Outside Insight - External Supervision for Therapists

At West London Action for Children, the life experiences our clients bring to therapy are often complex, combining deep trauma, ongoing daily struggles, and significant risk. This emotional weight can be challenging for therapists to manage alone. While our team benefits from internal group supervision, it is also a professional requirement for therapists to access external clinical supervision, protected by its own confidentiality agreement. This ensures that clients’ identities remain anonymous while giving therapists the freedom to speak openly about their concerns and the emotions stirred up by their work.

Sometimes, a client’s story can touch something personal within a therapist, revealing feelings or experiences they hadn’t been consciously aware of. One of the critical roles of supervision is to help therapists recognise and manage these responses, ensuring they do not inadvertently project their own emotions onto their clients.
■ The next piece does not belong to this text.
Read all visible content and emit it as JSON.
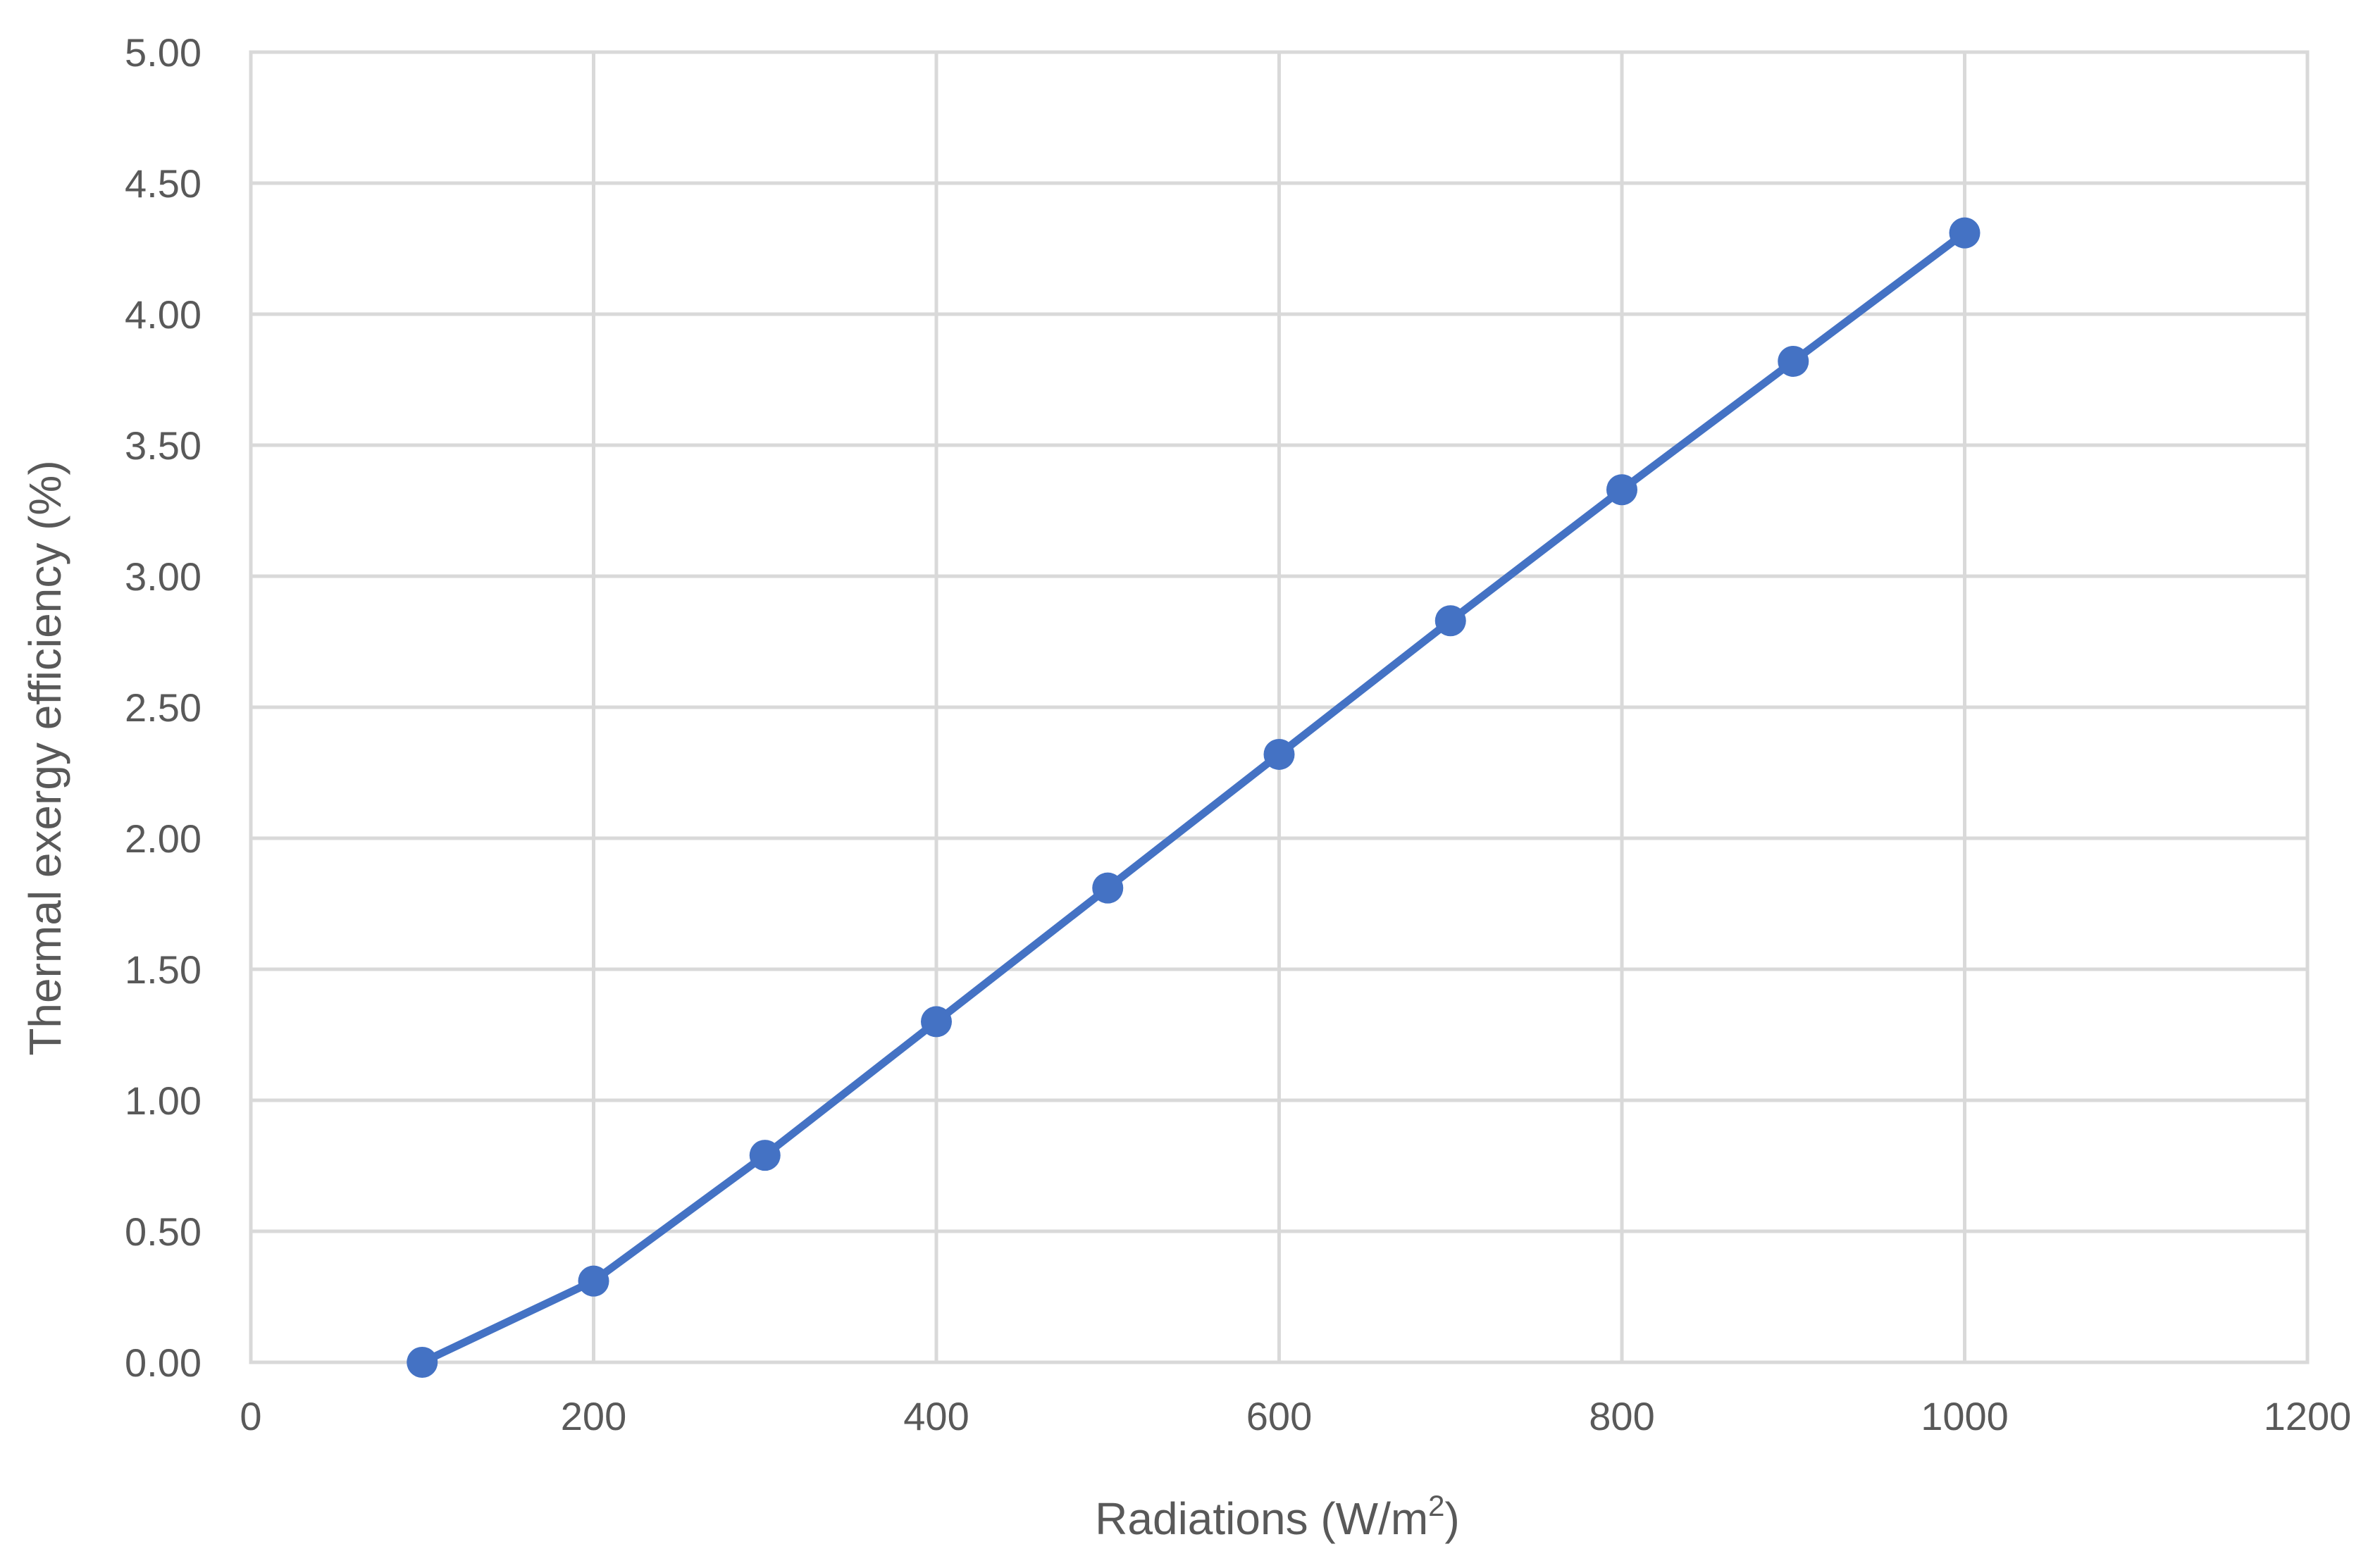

For example, a client expressing deep hopelessness and suicidal thoughts might unconsciously trigger anxiety in their therapist, leaving them feeling inadequate or desperate to "fix" the situation. If unrecognised, this could unintentionally communicate to the client that their pain is too overwhelming to be held, deepening their sense of isolation.

Similarly, a therapist working with a teenager who expresses anger towards school and parents might find their own feelings—perhaps related to their own teenager—being activated. Without awareness, the therapist might react in ways that confuse or alienate the young client, risking damage to the therapeutic relationship.

In such cases, external supervision provides a vital space for therapists to explore these feelings safely and without judgment. Supervision helps them disentangle what belongs to the clinical work and what stems from their own personal experiences, ultimately protecting and strengthening the therapeutic relationship.


In this way, supervision acts as a form of therapy for therapists themselves. Just as clients leave therapy sessions feeling lighter and more understood, therapists too can leave supervision feeling supported, clearer, and better able to process the emotional weight of their work. Knowing they are no longer carrying these concerns alone, and having a better understanding of themselves, allows therapists to reenter their sessions open, grounded, and ready to be fully present for their clients.

Thanks to the generous support of our donors, West London Action for Children is able to fund high-quality, external supervision tailored to the individual caseloads and needs of each therapist—one of the many ways we ensure our clients receive the highest possible standard of psychotherapy.